Supercooling before transit could save the salmon industry €143 million

A recent Nofima report has found that if all salmon produced in Norway was supercooled before transport, the industry could save NOK 1.5 billion (€142,963,245) each year in logistics costs.

The Fish Site
by The Fish Site
7 December 2022, at 6:59am
person standing with salmon in boxes
Researcher Bjørn Tore Rotabakk with supercooled salmon

Rotabakk and his colleagues at Nofima studied the economic and environmental effects of supercooling salmon © Jan Inge Haga, Nofima

“Supercooling eliminates the need for ice in the crates, thus allowing for more salmon in each crate. More fish in each crate reduces transport needs, energy consumption and transport costs. It also significantly reduces the use of packaging,” says Nofima scientist Bjørn Tore Rotabakk.

The Fisheries and Aquaculture Industry Research Fund (FHF) is the client for the project entitled “New methods for better shelf life and more environmentally friendly transport of salmon products”. The researchers behind the report are Audun Iversen and Bjørn Tore Rotabakk from Nofima and Friederike Ziegler from the Swedish research institute Rise.

Supercooling and freezing

The study’s topic is the economic and environmental effects of supercooling salmon. Fish tissue does not freeze until it reaches a temperature of between – 0.5 and -1.5° C. When fish are quickly cooled to a temperature between 0˚ Celsius and their freezing temperature, it is called supercooling. Cooling is achieved by using subcooled liquid, dry ice or freezing technology. After supercooling, the product is packed and transported; and the temperature is kept constant as close to 0°C as possible.

The effects are highlighted by two important product flows: salmon to Europe by lorry and salmon to Asia by air transport. This results in encouraging future prospects for both the salmon industry and the environment.

Money first:

“Supercooling will reduce packing and distribution costs by almost 70 øre per kg produced for lorry transport to Europe. If all Norwegian salmon production was supercooled before transport, the industry could save NOK 1 billion in transport costs. Savings on air transport are even greater: around 2.70 per kg, or around half a billion for the entire industry,” says Nofima scientist Audun Iversen.

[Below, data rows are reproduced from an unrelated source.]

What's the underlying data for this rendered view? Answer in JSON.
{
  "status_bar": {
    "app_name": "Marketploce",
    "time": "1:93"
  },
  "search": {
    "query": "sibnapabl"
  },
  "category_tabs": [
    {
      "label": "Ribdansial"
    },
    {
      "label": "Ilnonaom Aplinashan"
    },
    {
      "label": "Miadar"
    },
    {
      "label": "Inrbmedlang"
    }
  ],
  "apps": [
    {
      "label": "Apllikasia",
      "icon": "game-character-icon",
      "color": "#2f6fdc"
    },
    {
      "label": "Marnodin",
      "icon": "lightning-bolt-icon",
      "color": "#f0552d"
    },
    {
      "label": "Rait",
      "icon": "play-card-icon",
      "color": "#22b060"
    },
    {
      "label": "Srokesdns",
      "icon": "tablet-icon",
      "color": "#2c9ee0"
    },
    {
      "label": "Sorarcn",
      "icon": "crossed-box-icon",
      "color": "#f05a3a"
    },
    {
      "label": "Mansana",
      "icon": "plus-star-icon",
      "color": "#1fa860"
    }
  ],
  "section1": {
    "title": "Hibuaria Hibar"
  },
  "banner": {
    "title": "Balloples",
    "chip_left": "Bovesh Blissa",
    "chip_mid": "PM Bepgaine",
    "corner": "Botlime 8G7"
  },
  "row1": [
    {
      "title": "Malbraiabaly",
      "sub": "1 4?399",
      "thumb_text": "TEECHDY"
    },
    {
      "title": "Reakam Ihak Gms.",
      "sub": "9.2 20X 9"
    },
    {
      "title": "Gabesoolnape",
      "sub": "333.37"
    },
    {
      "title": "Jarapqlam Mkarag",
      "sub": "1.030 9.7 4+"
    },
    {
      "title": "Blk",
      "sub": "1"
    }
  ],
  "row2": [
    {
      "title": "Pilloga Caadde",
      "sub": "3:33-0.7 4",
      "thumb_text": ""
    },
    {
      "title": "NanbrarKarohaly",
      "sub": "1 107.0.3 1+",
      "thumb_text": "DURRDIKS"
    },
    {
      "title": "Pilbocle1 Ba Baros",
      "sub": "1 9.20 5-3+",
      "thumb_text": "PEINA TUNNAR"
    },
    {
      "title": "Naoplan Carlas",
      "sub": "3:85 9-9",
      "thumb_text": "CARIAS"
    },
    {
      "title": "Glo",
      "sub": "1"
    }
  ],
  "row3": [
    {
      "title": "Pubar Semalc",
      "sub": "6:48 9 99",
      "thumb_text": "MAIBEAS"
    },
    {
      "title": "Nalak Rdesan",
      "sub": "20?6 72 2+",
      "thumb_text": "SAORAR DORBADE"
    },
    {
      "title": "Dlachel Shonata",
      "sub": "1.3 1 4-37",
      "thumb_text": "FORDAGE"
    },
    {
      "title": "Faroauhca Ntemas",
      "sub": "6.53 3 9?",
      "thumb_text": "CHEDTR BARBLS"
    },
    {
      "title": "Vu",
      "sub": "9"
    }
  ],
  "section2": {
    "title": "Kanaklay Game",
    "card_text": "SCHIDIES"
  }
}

By using less ice the industry saves money on ice production, keeping the ice cooled and, not least, transporting it all the way to the market.

“Without ice, each crate can contain more fish. In turn this makes it possible to fill vehicles and planes with more fish. Consequently fewer lorries are required. This will also reduce packaging use and reduce shipping costs,” says Audun Iversen.

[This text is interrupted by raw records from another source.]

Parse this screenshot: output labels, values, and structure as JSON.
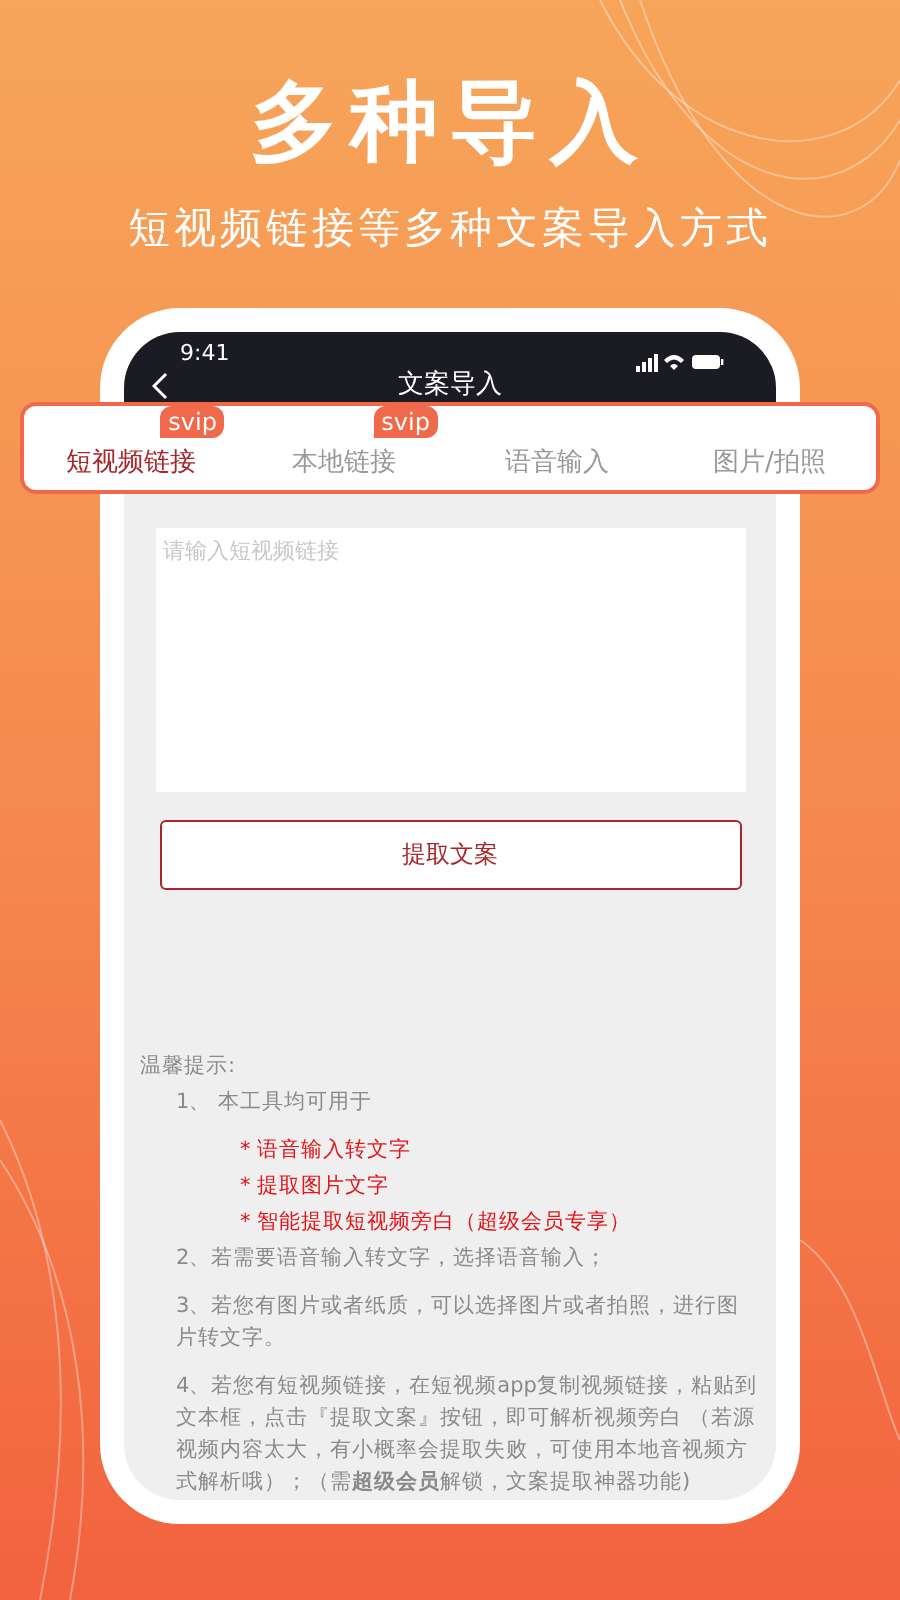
{
  "headline": "多种导入",
  "subheadline": "短视频链接等多种文案导入方式",
  "phone": {
    "time": "9:41",
    "title": "文案导入"
  },
  "tabs": [
    {
      "label": "短视频链接",
      "selected": true,
      "badge": "svip"
    },
    {
      "label": "本地链接",
      "selected": false,
      "badge": "svip"
    },
    {
      "label": "语音输入",
      "selected": false
    },
    {
      "label": "图片/拍照",
      "selected": false
    }
  ],
  "link_field": {
    "placeholder": "请输入短视频链接"
  },
  "extract_button": "提取文案",
  "tips": {
    "heading": "温馨提示:",
    "items": [
      {
        "text": "1、 本工具均可用于",
        "features": [
          "* 语音输入转文字",
          "* 提取图片文字",
          "* 智能提取短视频旁白（超级会员专享）"
        ]
      },
      {
        "text": "2、若需要语音输入转文字，选择语音输入；"
      },
      {
        "text": "3、若您有图片或者纸质，可以选择图片或者拍照，进行图片转文字。"
      },
      {
        "text": "4、若您有短视频链接，在短视频app复制视频链接，粘贴到文本框，点击『提取文案』按钮，即可解析视频旁白 （若源视频内容太大，有小概率会提取失败，可使用本地音视频方式解析哦）；（需**超级会员**解锁，文案提取神器功能)"
      }
    ]
  }
}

He points out that supercooling can reduce the use of packaging and transport by up to 20 percent. This means that around 15,000 lorry loads of salmon, and as many returning lorries, can be removed from the roads. There is also the transport of crates from crate factories to the slaughterhouses.

salmon processing
Salmon processing

Supercooling salmon can reduce greenhouse gas emissions during the processing stage © Scottish Sea Farms

Reduced energy use

Supercooling the salmon before transport also saves on energy costs. Additional energy consumption associated with tank cooling amounts to 7 KWh per tonne of salmon produced. The company also saves 21 KWh per tonne on ice production, resulting in a net reduction in electricity consumption of 14 KWh per tonne of salmon produced. There is also increased use of salt – 52.5 kg per tonne of salmon. And extra water, 1,500 litres per tonne of salmon. All environmental effect calculations are made with an assumption of 26 kg of salmon per crate instead of 21.5 kg.

salmon fillets on a black slate
Farmed salmon fillets

Greenhouse gas emissions related to slaughter, packing and transport of salmon can be greatly reduced if supercooling was used © Mowi

“Not using ice also means there is no runoff of meltwater on lorries. This is a major advantage in terms of road safety and reputation, but we have not tried to value it here,” says Bjørn-Tore Rotabakk.

Eliminated runoff is also good for the environmental accounts, but is a small factor compared to other environmental benefits of supercooling.

Reduced greenhouse gas emissions

The report also concludes that greenhouse gas emissions related to slaughter, packing and transport of salmon can be greatly reduced. Such a reduction is estimated to amount to around 15 percent for salmon transported by lorry to Europe and around 17 percent for salmon transported by air to Asia.

“Transport to the market accounts for only 1 percent of the total emissions for salmon transported by lorry to Europe, while feed accounts for almost 70 percent of emissions. On the other hand, when fish are sent to Asia by plane, transport accounts for more than half of the emissions. Therefore, a change of 17 percent also has a major impact on total emissions which are thus reduced by almost 8 to 9 percent,” Audun Iversen points out.